The assumption of this myth is that essential oils that freeze must be diluted with water and be of poor quality; however, this is not the case. Essential oils are liquid. What do liquids do when they reach their freezing point?
They freeze, so please do not use this test to determine pure oils from poor oils. Dr. Robert Pappas, a chemist and founder of Essential Oil University, confirms that essential oils will freeze and reminds us that some essential oils are even solid at room temperature.
7. Essential oils can’t take the heat and should not be used in warm-mist diffusers.
This claim is ironic because most essential oils are extracted through the process of steam distillation. In fact, very few oils are extracted through cold pressing. Citrus essential oils are the primary exception.
Feel free to diffuse your essential oils in a warm-mist diffuser or humidifier, but do store your jars of essential oils in a cool, dark place in order to extend their shelf life.
8. You should buy only unadulterated essential oils because they have an infinite shelf life.
Speaking of shelf life, a good essential oil will last quite a while, but it won’t last forever. Lea Harris, a clinical aromatherapist, says that the three main factors that determine how long an oil will last are oxygen, heat, and light.
Try to avoid exposing your oils to these elements to extend their shelf life. You should plan to use most oils within one or two years. Check out Harris’s lifespan guide for more details on specific oils.
9. The highest quality essential oils are distilled during the first round of the distillation process only.
As we mentioned previously, oils are produced through distillation. People touting this myth claim that plants are distilled three times and that the oils extracted during the second and third distillations are of lesser quality than those extracted during the first.
You can supposedly determine the brands that sell oils extracted from second and third distillations by their price tags, for they’ll be cheaper. The truth is that plants are distilled only one time until they are no longer yielding any oil.
This myth is another example of a marketing ploy.
10. If you want to bathe with essential oils, you do not need a carrier oil since they will be dispersed in so much water.
Just as oil and water do not mix, neither do essential oils and water mix. If you bathe in a tub of water with straight essential oils, you are essentially applying the oils neat.
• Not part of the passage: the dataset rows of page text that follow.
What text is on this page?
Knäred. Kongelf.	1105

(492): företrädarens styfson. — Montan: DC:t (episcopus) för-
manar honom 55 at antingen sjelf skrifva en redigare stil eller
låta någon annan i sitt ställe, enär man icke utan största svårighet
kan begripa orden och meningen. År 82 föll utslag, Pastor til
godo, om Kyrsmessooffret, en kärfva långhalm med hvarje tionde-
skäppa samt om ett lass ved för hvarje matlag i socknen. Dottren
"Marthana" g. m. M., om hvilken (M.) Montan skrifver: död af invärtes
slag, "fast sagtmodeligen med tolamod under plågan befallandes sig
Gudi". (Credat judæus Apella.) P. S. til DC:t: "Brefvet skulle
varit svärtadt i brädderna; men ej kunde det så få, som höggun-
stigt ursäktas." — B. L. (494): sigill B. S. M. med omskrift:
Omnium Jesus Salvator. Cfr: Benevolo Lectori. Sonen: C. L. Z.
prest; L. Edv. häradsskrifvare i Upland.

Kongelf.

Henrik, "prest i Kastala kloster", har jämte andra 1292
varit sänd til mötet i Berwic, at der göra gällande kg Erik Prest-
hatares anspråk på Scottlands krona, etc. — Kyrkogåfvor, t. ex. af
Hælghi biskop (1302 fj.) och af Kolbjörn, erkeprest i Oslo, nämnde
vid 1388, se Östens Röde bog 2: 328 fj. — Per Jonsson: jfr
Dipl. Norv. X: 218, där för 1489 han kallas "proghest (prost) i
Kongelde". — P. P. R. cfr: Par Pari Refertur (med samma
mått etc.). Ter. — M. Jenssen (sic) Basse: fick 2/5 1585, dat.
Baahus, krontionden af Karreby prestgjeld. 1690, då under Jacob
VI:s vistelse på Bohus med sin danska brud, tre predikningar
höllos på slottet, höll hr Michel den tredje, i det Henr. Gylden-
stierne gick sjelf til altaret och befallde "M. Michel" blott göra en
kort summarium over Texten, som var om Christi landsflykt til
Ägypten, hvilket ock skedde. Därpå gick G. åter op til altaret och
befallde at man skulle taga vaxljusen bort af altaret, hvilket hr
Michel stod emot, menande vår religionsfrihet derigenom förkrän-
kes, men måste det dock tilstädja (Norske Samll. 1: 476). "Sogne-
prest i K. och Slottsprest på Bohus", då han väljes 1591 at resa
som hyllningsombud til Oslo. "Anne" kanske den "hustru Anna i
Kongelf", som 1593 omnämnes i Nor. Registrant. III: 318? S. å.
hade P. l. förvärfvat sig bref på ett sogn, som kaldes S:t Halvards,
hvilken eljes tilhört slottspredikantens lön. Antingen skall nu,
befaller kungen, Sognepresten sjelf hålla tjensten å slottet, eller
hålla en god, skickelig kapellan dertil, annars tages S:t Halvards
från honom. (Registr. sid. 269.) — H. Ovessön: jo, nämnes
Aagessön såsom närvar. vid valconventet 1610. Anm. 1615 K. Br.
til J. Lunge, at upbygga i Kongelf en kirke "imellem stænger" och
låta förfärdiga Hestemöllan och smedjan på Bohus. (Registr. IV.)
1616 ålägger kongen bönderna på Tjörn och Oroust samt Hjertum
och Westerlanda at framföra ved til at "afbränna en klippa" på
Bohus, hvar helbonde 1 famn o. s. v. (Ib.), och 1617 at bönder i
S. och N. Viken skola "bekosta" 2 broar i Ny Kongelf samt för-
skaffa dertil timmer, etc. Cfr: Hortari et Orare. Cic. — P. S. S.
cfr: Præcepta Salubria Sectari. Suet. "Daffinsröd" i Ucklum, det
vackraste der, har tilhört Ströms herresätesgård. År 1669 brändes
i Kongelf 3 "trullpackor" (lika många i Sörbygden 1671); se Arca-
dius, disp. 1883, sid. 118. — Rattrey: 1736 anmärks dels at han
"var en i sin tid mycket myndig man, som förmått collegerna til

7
To make matters worse, bathing with essential oils (especially in hot water) can be dangerous and can cause dermatoxicity. However, this does not mean that you should never bathe with essential oils. Feel free to do so, but always emulsify your oils first!
Don’t Believe The Hype
Essential oils are extremely popular right now, and it’s important to know the facts about them. We hope these common essential oil myths have armed you with knowledge to determine truth and error regarding essential oils.
Use common sense; don’t be fooled by marketing tools; and do your research before you make a purchase. Additionally, keep in mind that your body’s response to an oil might be different from somebody else’s response. Essential oils are not a one-size-fits-all deal.
Keep these myths in mind during your essential oil journey, and you will be well on your way to making wise decisions and purchases!